Video Game Piracy and the DMCA

So according to the news, video game pirates have more to worry about. A student is facing 10-years in prison for modding consoles and a video game pirate in Japan who created a website that hosted DS roms, is looking at 2 years in prison and fines totaling up to $96,000.

I just wanted to voice my opinion on the matter. First of all, I think criminalizing modifications to a console is a terrible idea. There are two purposes for modding a console, playing homebrew(home made applications, which is perfectly LEGAL) and playing pirated games. While I acknowledge that perhaps the majority of people who mod, do it to play illegal copies, I think its despicable that people are imprisoned SOLELY for modding, whether or not they played illegal copies. We, as consumers, OWN the console after we buy it and therefore have the right to do whatever we want with any products we BOUGHT. Playing homebrew involves no copyright infringement. Often, console features which publishers don't bother to release, are unlocked by hackers, like in the case of the homebrew DVD player on the Wii. The Mplayer team took it upon themselves to create a software for the Wii that would play dvd movies, which the Wii cannot do yet still.

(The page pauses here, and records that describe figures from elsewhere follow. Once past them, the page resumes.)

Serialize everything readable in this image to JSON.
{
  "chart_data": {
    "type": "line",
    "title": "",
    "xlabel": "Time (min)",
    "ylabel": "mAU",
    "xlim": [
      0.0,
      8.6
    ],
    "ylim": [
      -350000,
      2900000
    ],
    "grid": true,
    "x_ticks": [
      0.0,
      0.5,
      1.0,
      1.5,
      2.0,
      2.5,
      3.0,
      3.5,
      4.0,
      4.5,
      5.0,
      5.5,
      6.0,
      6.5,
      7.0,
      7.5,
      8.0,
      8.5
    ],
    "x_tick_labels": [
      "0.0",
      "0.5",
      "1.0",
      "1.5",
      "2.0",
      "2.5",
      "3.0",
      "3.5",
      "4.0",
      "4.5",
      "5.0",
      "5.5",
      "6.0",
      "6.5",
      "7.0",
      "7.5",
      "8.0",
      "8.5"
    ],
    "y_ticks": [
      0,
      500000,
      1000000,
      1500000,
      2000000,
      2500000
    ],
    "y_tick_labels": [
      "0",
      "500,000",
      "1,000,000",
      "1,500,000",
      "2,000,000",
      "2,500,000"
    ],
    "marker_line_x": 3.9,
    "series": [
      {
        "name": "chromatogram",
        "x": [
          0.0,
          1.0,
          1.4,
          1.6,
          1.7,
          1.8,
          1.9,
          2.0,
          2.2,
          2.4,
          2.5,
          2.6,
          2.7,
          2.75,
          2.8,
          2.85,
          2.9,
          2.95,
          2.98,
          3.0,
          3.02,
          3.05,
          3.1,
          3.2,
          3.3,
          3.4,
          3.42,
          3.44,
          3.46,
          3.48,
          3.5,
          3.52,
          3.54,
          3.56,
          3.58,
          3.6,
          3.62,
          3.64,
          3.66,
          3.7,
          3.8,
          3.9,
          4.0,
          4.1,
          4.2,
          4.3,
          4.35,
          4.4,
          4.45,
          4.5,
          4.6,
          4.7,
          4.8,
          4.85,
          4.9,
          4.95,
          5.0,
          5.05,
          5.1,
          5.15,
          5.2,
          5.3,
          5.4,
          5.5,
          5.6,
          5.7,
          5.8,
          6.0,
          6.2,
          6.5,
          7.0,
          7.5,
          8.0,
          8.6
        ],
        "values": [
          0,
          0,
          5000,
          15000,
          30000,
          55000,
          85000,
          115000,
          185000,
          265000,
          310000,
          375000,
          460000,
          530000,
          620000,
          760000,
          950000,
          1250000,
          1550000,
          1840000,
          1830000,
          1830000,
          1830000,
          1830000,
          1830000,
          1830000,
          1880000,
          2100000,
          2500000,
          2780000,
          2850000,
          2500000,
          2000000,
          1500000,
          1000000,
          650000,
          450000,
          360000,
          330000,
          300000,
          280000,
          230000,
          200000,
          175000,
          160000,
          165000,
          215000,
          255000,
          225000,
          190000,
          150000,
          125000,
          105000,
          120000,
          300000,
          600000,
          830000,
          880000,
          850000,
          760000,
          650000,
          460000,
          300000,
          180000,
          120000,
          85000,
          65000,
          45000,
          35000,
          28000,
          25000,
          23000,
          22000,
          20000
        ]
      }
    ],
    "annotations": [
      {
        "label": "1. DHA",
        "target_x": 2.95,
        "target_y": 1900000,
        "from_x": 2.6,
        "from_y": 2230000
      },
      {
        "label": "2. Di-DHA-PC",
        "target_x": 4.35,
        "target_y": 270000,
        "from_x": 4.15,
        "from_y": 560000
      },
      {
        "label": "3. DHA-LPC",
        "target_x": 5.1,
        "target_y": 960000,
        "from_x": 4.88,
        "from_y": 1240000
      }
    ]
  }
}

The DMCA(Digital Millennium Copyright Act) criminalizes any attempts at circumventing any measures at controlling access to copyrighted material. But, this is in itself an unfair act. It doesn't criminalize copyright infringement (because that was already illegal), it criminalizes any method which gives the user the ability to illegally use copyrighted materials. This sounds okay until you realize that modding consoles isn't so much making a console piracy enabled as it is freeing up the device to do any number of things which the console maker deemed was "undesirable". The DMCA, most recently, has been used by Apple to justify their argument in criminalizing the unlocking of their Iphones. They have even stated that an unlocked Iphone is a threat to national security as it can be used to take down cell-towers and used by "drug dealers" to make anonymous calls, never mind the fact that a regular computer is much better tool to use to take down a tower, and that option was already available to "drug dealers" in the form of pay phones.

The second case which I stated above brings to mind my feelings about how the video game industry, and publishers especially, need to reconsider their profit-driven business models. It seems like every month, the MSRP for video games goes up by another $10. I know that publishers getting $0 for their work is not a solution, but neither is prosecuting everyone who downloads an illegal copy of their games. Maybe the studio should be looking at what would attract a user to buy the game rather than download it. About half a year ago, Steam did some research by adjusting their prices and found that when they cut Left 4 Dead's price by 50% then net profit increased by %3000, and that was in only one weekend. This reignites the whole discussion of whether the price point for games is "broken" and needs to be readjusted. I think if the prices are readjusted, more people would buy games, then we would see a drastic reduction in piracy. We have to see copyright piracy for what it is, and that is a symptom of the problem, not the cause.

UPDATE: So Activision CEO Bobby Kotick further shows that many video game companies haven't grasped the concept of lowering prices to reach a wider audience. He makes a comment about his desire to increase prices on games despite the fact that the economy is in shambles and unemployment is rampant.